Here is what I know: The church loves to talk about getting saved and chains being broken.
But whether through circumstances or warfare or sin or biology, we can end up back in chains.
It’s easy to feel like a “bad Christian,” when “good Christians” are defined as showing the world that they have something no one else does. I am not disputing that, if it’s genuine and not a forced portrayal. We are offered supernatural ways to love, spread peace, and have joy.
But. Sometimes…it’s a testimony to show people that you are just as jacked up as they are, but handling it differently. It’s the person who drags themselves into Bible study and church week after week after forcing themselves out of bed. It’s the person going through a divorce who doesn’t renege his or her faith. It’s the person with the wayward child that they are just trusting to the Lord.
Here is what I know for sure: God doesn’t work the same way all the time, and this last experience taught me that He is skilled at the art of the slow rescue.
I actually feel it these days. I feel happy, and I feel rescued. There is so much gratitude, because I wasn’t sure if I’d ever feel that way again. I felt abandoned and I felt stuck and lonely and if things hadn’t changed in over 1-2 years, were they ever going to get better? And even when they were better, I just felt “okay.”
It was patronizing, but I kept feeling God say “Stay.” Don’t change houses. Don’t move to a more suburban area right now. Don’t persuade your husband to go back to your hometown. Stay in this foreign land.

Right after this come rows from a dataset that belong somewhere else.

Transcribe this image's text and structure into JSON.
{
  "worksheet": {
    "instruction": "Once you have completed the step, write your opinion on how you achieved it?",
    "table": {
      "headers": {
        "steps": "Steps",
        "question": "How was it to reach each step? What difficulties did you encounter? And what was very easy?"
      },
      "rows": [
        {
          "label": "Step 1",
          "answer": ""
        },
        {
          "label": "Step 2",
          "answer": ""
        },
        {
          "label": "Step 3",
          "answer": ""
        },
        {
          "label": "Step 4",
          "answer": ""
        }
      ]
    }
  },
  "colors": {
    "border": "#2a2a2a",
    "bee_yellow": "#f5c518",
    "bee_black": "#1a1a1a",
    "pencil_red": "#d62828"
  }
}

I wasn’t pulled up from the muck and mire like I was in the past. I was free-falling a long time. When things finally did begin to turn around (emotionally–and some circumstantially), it was more like clinging to a rope and being pulled up inch by inch over the period of a whole nother year.
God taught me how to make different choices when I wanted to wallow or reinforce bad cognitive patterns. He asked me to let go of a lot of stuff I was clinging to for identity. He asked me to get stripped back to develop humility. He asked me to sit with Him at a picnic table, angry or happy, and talk with Him as a Father.
He did the real work of forgiving me, encountering me, and healing me. I just cooperated with Him.
Not very long ago, I was sitting with a patient who complained of overwhelming depression with His medical and social circumstances. We talked about some practical things, but knowing that he was a Catholic, I also felt like I was able to encourage Him by talking about the slow rescue. How God sometimes doesn’t lift us out of that cloud right away, but maybe puts something on the calendar or someone in our path to sustain us. It doesn’t feel like enough at the time, but sustaining is sometimes God’s work too, not just thriving.
We prayed. I felt grateful that God gave me the opportunity–and experience–to encourage when God’s rescue doesn’t look the way we think it should.